Now that you have a model, prompt and API key within your project, we can confidently begin to send requests to genai and receive our selected models responses.

client = genai.Client(api_key=api_key)
user_input = input("What is your question?\n")
response = client.models.generate_content(
    model=MODEL_NAME,
    contents=SYSTEM_PROMPT + "\n\nUser question: " + user_input
)
print(response.text)

Now our Python script is capable of executing the following:

  1. Insert our API key from a safe location to our Python code
  2. Create an instance of Client that is authenticated as ourselves.
  3. Capture user input regarding Pythonic questions.
  4. Send a request to GenAI with the appropriate model, prompt, and user input
  5. Print out a response.

Conclusion

You've moved from typing prompts in a browser to sending them programmatically — and that shift matters. Every AI-powered application, from a customer support bot to a code reviewer to a document summarizer, is built on exactly this foundation: a system prompt that defines the mission, a model chosen for the task, secure authentication, and a call that returns a response.
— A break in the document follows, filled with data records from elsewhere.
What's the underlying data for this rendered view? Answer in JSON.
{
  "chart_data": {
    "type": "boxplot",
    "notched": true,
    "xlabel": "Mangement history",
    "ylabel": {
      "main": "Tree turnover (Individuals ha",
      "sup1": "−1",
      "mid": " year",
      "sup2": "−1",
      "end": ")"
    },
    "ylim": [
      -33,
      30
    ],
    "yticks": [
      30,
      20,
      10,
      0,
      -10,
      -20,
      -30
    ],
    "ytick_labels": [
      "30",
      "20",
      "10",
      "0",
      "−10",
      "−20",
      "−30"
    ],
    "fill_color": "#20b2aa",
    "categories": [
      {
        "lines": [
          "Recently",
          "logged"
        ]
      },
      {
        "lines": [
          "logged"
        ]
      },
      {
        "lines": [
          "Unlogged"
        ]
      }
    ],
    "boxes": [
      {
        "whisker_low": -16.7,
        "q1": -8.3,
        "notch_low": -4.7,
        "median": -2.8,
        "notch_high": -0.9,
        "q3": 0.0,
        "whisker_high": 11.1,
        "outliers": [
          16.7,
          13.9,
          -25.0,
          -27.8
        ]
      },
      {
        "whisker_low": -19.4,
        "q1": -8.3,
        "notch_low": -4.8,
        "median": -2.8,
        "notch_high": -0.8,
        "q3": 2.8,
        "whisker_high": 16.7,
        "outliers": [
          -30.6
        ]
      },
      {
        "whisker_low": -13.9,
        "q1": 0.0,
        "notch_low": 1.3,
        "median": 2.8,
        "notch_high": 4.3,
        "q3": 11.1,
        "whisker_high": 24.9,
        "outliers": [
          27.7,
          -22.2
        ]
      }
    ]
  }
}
What you built is minimal by design. A single-turn script that takes one question and returns one answer. That's intentional — understanding the simplest version of the loop before adding complexity is how you avoid building on shaky ground.

In the next lesson you'll extend this foundation. You'll learn how to maintain conversation history across multiple turns, adjust model parameters to control response behavior, and structure your code so the AI component is a clean, reusable piece of a larger application — not just a script that runs once and exits.